Muitos desses pensadores foram contemporâneos e se aliaram para criar organizações que combatessem o racismo e o colonialismo, buscando uma independência política, econômica e cultural da Europa. Apesar disso, essa união nunca foi incondicional.

Muitos dos pensadores discordavam entre si — mesmo que, na maioria das vezes, evitassem fazê-lo em público. É o caso, por exemplo, de Césaire e do político senegalês Léopold Senghor. Ambos estavam empenhados em criar soluções para a África. Porém, eles discordavam quanto ao significado de negritude, que na época da criação era entendida como um movimento mais intelectual, como explica Barbosa, autor do livro "A razão africana: Breve história do pensamento africano contemporâneo" (2020), em que relata grande parte das contribuições desses pensadores.

Enquanto para Césaire, o criador do termo, a negritude poderia ser segregada ou diluída na "universalidade eurocêntrica", Senghor a entendia como uma essência, como explica Barbosa em seu livro. "Senghor e Césaire cunharam o conceito de negritude tirando dele toda a carga negativa e insistiram no orgulho de se reconhecer como negro. Mas é importante insistir, também, na dimensão utópica do conceito de negritude em Senghor, que propõe que ele seja compreendido como uma redenção possível para a humanidade", resume Katembera.

O escritor e ativista liberiano Edward Wilmot Blyden (1832-1912) - Library of Congress/Corbis/VCG/Getty Images - Library of Congress/Corbis/VCG/Getty Images
O escritor e ativista liberiano Edward Wilmot Blyden (1832-1912)
Imagem: Library of Congress/Corbis/VCG/Getty Images

Além das discordâncias entre si, havia também discussões externas. O filósofo francês Jean-Paul Sartre foi um grande apoiador dos intelectuais negros francófonos. Ele escreveu o texto "Orfeu Negro" como a introdução de uma antologia coordenada por Senghor.

No texto, Sartre discorre sobre a ideia de um "racismo antirracista" por parte dos negros, que seria necessário na busca pela igualdade das raças.
Contudo, o pensador branco foi duramente criticado pelo psicanalista Frantz Fanon no livro "Pele negra, máscaras brancas" (2020). Segundo Fanon, Sartre teria "destruído o estusiasmo negro" com seu texto.

Cristianismo e marxismo

Levando em consideração os últimos 200 anos da produção intelectual na África e na diáspora, percebe-se a movimentação de duas grandes forças sobre esses pensadores: o cristianismo e o marxismo.

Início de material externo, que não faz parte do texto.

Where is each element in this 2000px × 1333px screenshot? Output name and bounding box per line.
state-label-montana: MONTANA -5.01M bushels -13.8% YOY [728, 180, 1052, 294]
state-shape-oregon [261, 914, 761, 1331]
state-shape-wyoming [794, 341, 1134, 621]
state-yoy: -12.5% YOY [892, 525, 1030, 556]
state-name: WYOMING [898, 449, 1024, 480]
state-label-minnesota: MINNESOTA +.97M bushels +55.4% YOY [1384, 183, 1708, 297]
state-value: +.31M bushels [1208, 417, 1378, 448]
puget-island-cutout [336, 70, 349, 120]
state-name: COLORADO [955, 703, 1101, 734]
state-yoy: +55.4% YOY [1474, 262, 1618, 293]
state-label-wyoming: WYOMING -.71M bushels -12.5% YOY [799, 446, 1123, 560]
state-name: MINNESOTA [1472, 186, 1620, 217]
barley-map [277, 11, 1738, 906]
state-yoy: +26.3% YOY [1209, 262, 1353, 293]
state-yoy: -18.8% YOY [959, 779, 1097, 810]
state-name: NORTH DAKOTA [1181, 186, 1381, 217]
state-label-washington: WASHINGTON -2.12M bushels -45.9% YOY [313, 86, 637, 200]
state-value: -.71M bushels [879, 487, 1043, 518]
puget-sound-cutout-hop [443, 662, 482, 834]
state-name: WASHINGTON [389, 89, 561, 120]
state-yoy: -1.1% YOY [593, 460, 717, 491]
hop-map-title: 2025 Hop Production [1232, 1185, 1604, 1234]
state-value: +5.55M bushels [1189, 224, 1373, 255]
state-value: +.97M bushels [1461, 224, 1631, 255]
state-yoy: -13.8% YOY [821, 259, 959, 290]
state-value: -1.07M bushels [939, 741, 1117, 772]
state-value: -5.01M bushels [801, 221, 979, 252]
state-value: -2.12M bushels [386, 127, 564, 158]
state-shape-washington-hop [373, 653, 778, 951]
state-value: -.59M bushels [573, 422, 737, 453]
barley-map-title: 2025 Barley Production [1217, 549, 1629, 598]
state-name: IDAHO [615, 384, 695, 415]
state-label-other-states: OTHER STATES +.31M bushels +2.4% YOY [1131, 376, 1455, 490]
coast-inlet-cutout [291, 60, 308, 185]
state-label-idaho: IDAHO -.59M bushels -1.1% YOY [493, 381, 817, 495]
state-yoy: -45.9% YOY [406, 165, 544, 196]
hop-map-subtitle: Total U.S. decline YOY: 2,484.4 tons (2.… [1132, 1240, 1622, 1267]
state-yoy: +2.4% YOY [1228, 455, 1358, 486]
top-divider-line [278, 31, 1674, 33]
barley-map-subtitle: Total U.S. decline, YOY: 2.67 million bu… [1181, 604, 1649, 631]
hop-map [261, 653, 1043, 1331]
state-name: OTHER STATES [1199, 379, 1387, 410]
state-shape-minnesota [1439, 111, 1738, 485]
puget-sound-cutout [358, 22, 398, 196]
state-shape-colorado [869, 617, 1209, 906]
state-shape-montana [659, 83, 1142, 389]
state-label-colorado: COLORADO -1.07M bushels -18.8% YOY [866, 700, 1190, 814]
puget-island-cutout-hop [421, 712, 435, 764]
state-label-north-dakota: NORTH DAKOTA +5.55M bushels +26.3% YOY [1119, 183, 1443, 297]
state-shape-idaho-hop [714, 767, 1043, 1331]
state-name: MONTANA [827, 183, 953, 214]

Barbosa deixa claro que o cristianismo teve maior relevância, por conta de fenômenos como o missionarismo e, posteriormente, a própria colonização. Ainda assim, ele destaca que "os africanos não foram meros repetidores do que lhes era ensinado". Segundo ele, a religião ainda teve um papel importante no processo de descolonização do continente, que se deu na segunda metade do século 20. "A geração da descolonização também carregava o cristianismo em sua formação. Mas ambos criaram uma orientação própria para tal cristianismo, dando-lhe um caráter emancipador. O mesmo ocorreu na diáspora, desde diferentes vieses. Lembremos, por exemplo, do protestantismo negro de um Martin Luther King", argumenta. Já o marxismo ganha espaço entre os pensadores africanos e da diáspora no início do século, também tendo forte impacto nas lutas pela independência.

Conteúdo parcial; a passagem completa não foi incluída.